Further, the headline, “Doctors’ Deadly Mistakes,” when read and evaluated in conjunction with the text it precedes, was a fair index of the article (see Mondello v Newsday, Inc., 6 AD3d 586, 587 [2004]; Von Gerichten v Long Is. Advance, 202 AD2d 495 [1994]; Schermerhorn v Rosenberg, 73 AD2d 276, 286-287 [1980]).

Moreover, the recitation of Kamalian’s malpractice history upon which the article was based was substantially true. Truth is a complete defense to a libel action (see Chinese Consol. Benevolent Assn. v Tsang, 254 AD2d 222, 223 [1998]; Love v Morrow & Co., 193 AD2d 586 [1993]).

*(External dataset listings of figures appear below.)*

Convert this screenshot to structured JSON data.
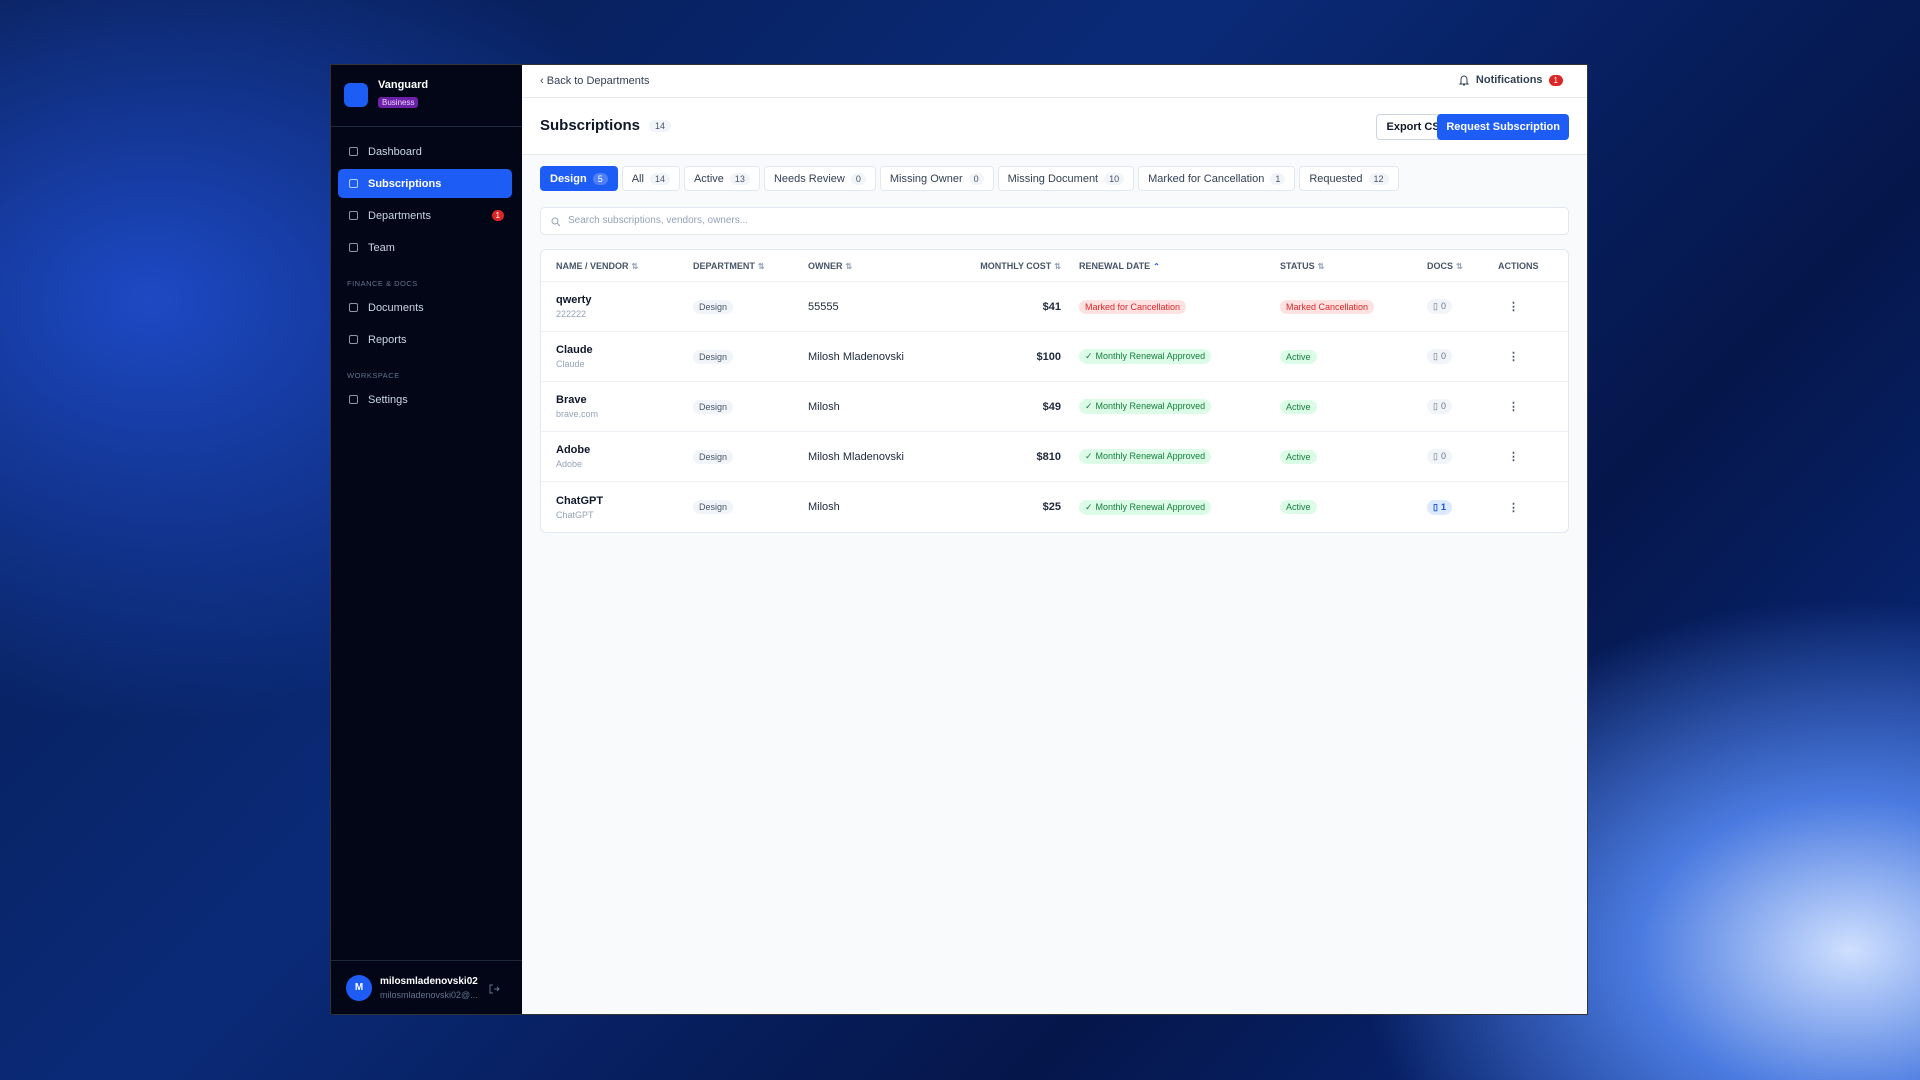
{
  "sidebar": {
    "brand": "Vanguard",
    "plan": "Business",
    "groups": [
      {
        "items": [
          {
            "label": "Dashboard"
          },
          {
            "label": "Subscriptions",
            "active": true
          },
          {
            "label": "Departments",
            "badge": "1"
          },
          {
            "label": "Team"
          }
        ]
      },
      {
        "title": "FINANCE & DOCS",
        "items": [
          {
            "label": "Documents"
          },
          {
            "label": "Reports"
          }
        ]
      },
      {
        "title": "WORKSPACE",
        "items": [
          {
            "label": "Settings"
          }
        ]
      }
    ],
    "user": {
      "initial": "M",
      "name": "milosmladenovski02",
      "email": "milosmladenovski02@..."
    }
  },
  "header": {
    "back": "Back to Departments",
    "notifications": "Notifications",
    "notification_count": "1"
  },
  "page": {
    "title": "Subscriptions",
    "count": 14,
    "buttons": [
      "Export CSV",
      "Request Subscription"
    ]
  },
  "tabs": [
    {
      "label": "Design",
      "count": 5,
      "active": true
    },
    {
      "label": "All",
      "count": 14
    },
    {
      "label": "Active",
      "count": 13
    },
    {
      "label": "Needs Review",
      "count": 0
    },
    {
      "label": "Missing Owner",
      "count": 0
    },
    {
      "label": "Missing Document",
      "count": 10
    },
    {
      "label": "Marked for Cancellation",
      "count": 1
    },
    {
      "label": "Requested",
      "count": 12
    }
  ],
  "search": {
    "placeholder": "Search subscriptions, vendors, owners..."
  },
  "table": {
    "columns": [
      "NAME / VENDOR",
      "DEPARTMENT",
      "OWNER",
      "MONTHLY COST",
      "RENEWAL DATE",
      "STATUS",
      "DOCS",
      "ACTIONS"
    ],
    "rows": [
      {
        "name": "qwerty",
        "vendor": "222222",
        "department": "Design",
        "owner": "55555",
        "cost": "$41",
        "renewal": "Marked for Cancellation",
        "status": "Marked Cancellation",
        "color": "#dc2626",
        "docs": 0
      },
      {
        "name": "Claude",
        "vendor": "Claude",
        "department": "Design",
        "owner": "Milosh Mladenovski",
        "cost": "$100",
        "renewal": "Monthly Renewal Approved",
        "status": "Active",
        "color": "#15803d",
        "docs": 0
      },
      {
        "name": "Brave",
        "vendor": "brave.com",
        "department": "Design",
        "owner": "Milosh",
        "cost": "$49",
        "renewal": "Monthly Renewal Approved",
        "status": "Active",
        "color": "#15803d",
        "docs": 0
      },
      {
        "name": "Adobe",
        "vendor": "Adobe",
        "department": "Design",
        "owner": "Milosh Mladenovski",
        "cost": "$810",
        "renewal": "Monthly Renewal Approved",
        "status": "Active",
        "color": "#15803d",
        "docs": 0
      },
      {
        "name": "ChatGPT",
        "vendor": "ChatGPT",
        "department": "Design",
        "owner": "Milosh",
        "cost": "$25",
        "renewal": "Monthly Renewal Approved",
        "status": "Active",
        "color": "#15803d",
        "docs": 1
      }
    ]
  }
}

In sum, those branches of the defendants’ motion which were to dismiss the complaint pursuant to CPLR 3211 (a) (1) and (7) should have been granted, the alternative branches of the motion which were for dismissal of the complaint pursuant to CPLR 3211 (g) or for summary judgment pursuant to CPLR 3211 (c) denied as academic, and the complaint dismissed.

The parties’ remaining contentions are without merit. Miller, J.P., Crane, Luciano and Rivera, JJ., concur.